I glance up at him. He’s handsome, but there’s more to him than just a pretty face. He reminds me of Adan, somehow, a latent kindness beneath the hard-nosed exterior.
“I just don’t understand, that’s all.”
“Okay. Go on.”
“Why would Adan turn on me like this? I did nothing to him, and he was always so kind. So… gentle. I thought he liked me.”
“He probably did, then. Why would he not?”
“I can understand that he might want me back. I… I belonged to him, he owned me.”

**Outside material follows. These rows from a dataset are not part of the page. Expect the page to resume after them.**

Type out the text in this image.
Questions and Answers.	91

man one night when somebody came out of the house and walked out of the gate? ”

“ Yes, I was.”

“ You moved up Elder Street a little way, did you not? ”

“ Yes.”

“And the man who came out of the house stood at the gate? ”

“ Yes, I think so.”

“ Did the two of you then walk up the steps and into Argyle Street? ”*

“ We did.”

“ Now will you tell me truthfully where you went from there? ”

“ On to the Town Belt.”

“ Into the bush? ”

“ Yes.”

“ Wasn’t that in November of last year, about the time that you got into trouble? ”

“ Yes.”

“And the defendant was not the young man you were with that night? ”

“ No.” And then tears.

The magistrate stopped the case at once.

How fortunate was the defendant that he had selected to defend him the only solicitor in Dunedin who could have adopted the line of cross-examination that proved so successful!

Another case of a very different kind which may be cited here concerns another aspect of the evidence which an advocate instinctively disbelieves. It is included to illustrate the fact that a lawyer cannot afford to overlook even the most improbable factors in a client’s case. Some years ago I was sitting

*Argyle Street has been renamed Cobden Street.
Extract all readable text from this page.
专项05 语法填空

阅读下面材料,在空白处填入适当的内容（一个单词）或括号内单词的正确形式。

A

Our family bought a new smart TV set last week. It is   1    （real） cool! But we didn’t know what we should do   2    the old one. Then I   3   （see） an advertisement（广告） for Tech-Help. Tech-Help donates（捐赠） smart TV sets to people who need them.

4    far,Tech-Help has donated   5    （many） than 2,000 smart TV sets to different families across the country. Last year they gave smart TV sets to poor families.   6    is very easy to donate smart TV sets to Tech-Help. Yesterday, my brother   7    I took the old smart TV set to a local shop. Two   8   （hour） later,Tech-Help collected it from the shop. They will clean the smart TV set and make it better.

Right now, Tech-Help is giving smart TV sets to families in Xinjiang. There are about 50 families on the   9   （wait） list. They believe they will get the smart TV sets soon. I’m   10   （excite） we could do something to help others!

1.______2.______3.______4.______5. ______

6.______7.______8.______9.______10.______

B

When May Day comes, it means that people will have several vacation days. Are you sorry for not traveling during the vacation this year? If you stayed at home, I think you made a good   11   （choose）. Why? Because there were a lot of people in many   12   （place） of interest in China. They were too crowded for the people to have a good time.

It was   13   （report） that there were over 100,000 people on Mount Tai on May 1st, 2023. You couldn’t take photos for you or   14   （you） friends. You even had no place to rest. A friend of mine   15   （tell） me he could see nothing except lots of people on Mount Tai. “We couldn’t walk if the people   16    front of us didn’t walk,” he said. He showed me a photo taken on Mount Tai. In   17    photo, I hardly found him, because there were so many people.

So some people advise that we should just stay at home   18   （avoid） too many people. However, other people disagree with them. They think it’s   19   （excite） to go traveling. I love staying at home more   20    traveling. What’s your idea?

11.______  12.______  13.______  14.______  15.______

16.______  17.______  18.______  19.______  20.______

“No, he didn’t. You were an innocent victim, not a possession. Never lose sight of that.”
“Yes, but in his head…”
“If that’s what he still thinks, then he’s just plain deluded. But you need to remember, Rosie, San Antonio was a prisoner for a year. That can change a man. He was probably tortured…”
I gasp, choke back a sob. “They shot him. I heard it. I saw them dragging his body out of that cottage.”
“Not his body. Clearly, he was alive, and whatever he may have endured, he survived it. But he’s not the same man you remember. Who knows what he’s thinking, what he might do?”
“My dad thinks he may try to snatch Erin.”